Weight Management and Fertility

Weight Management Fertility

– written by Managing Director of Pillar Healthcare, Mark Whitney, and a leading British nutritional expert, Gareth Zeal, for ‘My Fertility Specialist’ – a British magazine covering all matters related to fertility.

We all know that obesity can lead to long-term chronic health problems, but did you know that it may also lead to infertility? With regards to the NHS and fertility treatment, the right Body Mass Index (BMI) is a requirement to get access to treatment. The NHS require a BMI figure between 19 and 24.

The BMI is a number calculated from height and weight that is used to determine whether a person is underweight, normal weight, overweight, or obese. You can find your BMI using the NHS’s BMI calculator here. We have embedded it at the bottom of this post as well.

Research has shown that not only that there is a link between obesity and anovulation (when eggs are not released from the ovaries), but there is an infertility risk for obese women – even if they ovulate regularly.

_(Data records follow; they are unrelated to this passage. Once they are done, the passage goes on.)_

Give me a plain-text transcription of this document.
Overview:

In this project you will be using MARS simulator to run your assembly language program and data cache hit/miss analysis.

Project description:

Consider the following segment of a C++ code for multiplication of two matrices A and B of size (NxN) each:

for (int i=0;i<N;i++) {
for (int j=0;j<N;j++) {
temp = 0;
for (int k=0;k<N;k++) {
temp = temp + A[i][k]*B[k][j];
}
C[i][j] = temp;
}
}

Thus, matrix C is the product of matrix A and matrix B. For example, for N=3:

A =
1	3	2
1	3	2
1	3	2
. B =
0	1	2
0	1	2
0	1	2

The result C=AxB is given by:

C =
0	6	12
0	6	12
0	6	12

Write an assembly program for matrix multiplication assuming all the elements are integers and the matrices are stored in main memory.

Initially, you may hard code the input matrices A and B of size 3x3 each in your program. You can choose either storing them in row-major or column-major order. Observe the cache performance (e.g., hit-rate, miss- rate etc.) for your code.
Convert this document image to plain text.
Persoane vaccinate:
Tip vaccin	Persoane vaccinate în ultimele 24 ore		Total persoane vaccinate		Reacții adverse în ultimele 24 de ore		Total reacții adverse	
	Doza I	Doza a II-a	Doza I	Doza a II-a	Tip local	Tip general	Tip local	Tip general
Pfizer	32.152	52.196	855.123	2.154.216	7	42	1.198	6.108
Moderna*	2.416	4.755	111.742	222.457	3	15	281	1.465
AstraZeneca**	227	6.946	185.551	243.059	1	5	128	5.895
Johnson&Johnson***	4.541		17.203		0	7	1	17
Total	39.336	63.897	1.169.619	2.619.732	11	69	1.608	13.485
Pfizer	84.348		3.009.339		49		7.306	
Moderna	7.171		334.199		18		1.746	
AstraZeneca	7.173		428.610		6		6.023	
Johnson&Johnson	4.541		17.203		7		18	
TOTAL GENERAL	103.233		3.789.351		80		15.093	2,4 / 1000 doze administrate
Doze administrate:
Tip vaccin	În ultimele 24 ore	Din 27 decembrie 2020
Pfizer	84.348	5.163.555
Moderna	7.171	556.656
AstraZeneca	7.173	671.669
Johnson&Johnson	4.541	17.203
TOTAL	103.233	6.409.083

The journal ‘Human Reproduction,’ published a study which followed 3,029 couples having trouble conceiving after a year or more of trying. They found:

  • Women with a BMI of 35 were 26% less likely to naturally conceive on their own, compared to overweight to normal weight women.
  • Women with a BMI of 40 or more were 46% less likely to conceive on their own
  • Obesity in men lowers testosterone levels. Chronic low levels of testosterone affect how the testes function

Another study, compiling data on 7,327 women in 2010 stated “Obesity was associated with reduced fecundity (fertility) for all subgroups of women and persisted for women with regular cycles.”

It is well established that being overweight or obese will impact on your fertility, in both men and women significantly. So, what can you do to get the ideal BMI?

Top Weight Management tips:

  • Increase Exercise
    For most, weight gain is not down to any ‘disease’ but more a result of our modern lifestyles. Sedentary jobs, food on the go, high stress (increases fat deposits) all work against us. Exercise can take many forms and does not always have to take place in a gym. Why not, run around the house, up and down the stairs, wear ankle weights around the office, go for a walk at lunchtime and so on. Getting moving is the best way to bring down your weight!
  • Eat Better
    Examine the Glycemic Index (GI) and Glycemic Load for low sugar, healthy foods! The Glycemic Index of foods show how quickly the sugar elements of food get transported to the blood stream. The quicker this occurs, the worse the food is for blood sugar control and weight control. Look for low GI foods and food combinations.
  • Fats:
    Not all fats are bad and in fact, most of our fats are actually quite beneficial. We all know about Omega 3, a poly-unsaturated FATTY Acid. Omega 6, 7 & 9 are the same, good fats. Bad fats, such as saturated fats and trans fats, are guilty of the unhealthy things that all fats have been blamed for—weight gain, clogged arteries and so forth. But good fats such as the mono-unsaturated fats (olive oil, avocado), polyunsaturated fats (nuts, seeds, leafy greens) and omega-3s (oily fish, nuts, seeds, good beef) have the opposite effect.